During my time off from work, when I am not job hunting, I am trying to use this time as a GIFT and note waste any of it. I have been cleaning and purging and organizing my house one room at a time. I have been meeting and re-connecting with old friends I haven't seen in years. I have been taking classes and working on my creative outlets and have learned how to fuse glass and have been working on my new love of knitting and now take my latest project with me whever I go. I have started therapy to do some inner house clearing and work on myself and I am back to focusing on my physical health and weight loss goals again. I am enrolled in an awesome BACK ON TRACK support class at Kaiser for people who have had Bariactric Weight Loss surgery. Through all the stress of the past several months and changes..I neglected myself and resorted to old unhealthy eating habits and had gained about 10 pounds back and could see I was headed in the WRONG WRONG WRONG direction and needed to GET BACK ON TRACK!! This class just happened to come at the right time, I started exercising again and just completed walking my first HALF MARATHON. A goal I am mentally and physically VERY PROUD of. I have already lost 3 pounds in the two weeks since the class started and I am feeling great about my new re-directed focus towards HEALTH again.

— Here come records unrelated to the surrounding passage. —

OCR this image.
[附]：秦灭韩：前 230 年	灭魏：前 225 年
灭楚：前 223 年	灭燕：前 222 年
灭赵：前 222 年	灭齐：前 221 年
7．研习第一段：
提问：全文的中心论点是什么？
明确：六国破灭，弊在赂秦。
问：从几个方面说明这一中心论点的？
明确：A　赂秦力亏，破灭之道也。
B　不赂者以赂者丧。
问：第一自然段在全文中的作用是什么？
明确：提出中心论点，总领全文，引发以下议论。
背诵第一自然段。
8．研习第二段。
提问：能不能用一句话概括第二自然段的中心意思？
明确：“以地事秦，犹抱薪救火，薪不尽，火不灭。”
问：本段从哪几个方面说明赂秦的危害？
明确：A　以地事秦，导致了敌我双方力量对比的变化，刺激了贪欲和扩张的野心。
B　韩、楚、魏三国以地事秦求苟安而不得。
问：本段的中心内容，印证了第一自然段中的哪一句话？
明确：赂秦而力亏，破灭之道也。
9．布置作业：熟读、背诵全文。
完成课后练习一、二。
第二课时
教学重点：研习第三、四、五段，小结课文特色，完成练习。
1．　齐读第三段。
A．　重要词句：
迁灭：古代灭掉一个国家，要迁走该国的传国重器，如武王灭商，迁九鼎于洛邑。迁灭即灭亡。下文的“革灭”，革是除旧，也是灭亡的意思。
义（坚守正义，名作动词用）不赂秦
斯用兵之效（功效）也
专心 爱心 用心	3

I am feeling my wings fluttering and loving flying again. I have a job interview on Halloween morning for a job I would LOVE to have becasue I can totally see myself doing the work and offering them what I know I do best. I will keep you posted on the outcome of that.
I am trying to remain upbeat about the sunshine going away and the darker days ahead as fall and then winter approaches...I have a hard time with the gray dark days, it is not so good for my spirit and depression sometimes hovers, but I am determined to do what I can to bring light into my life in all the many wonderful ways I can. I am blessed with wonderful family and friends.
Hope you have a wonderful Halloween and may the many bright Spirits in your life be touched on Day of the Dead.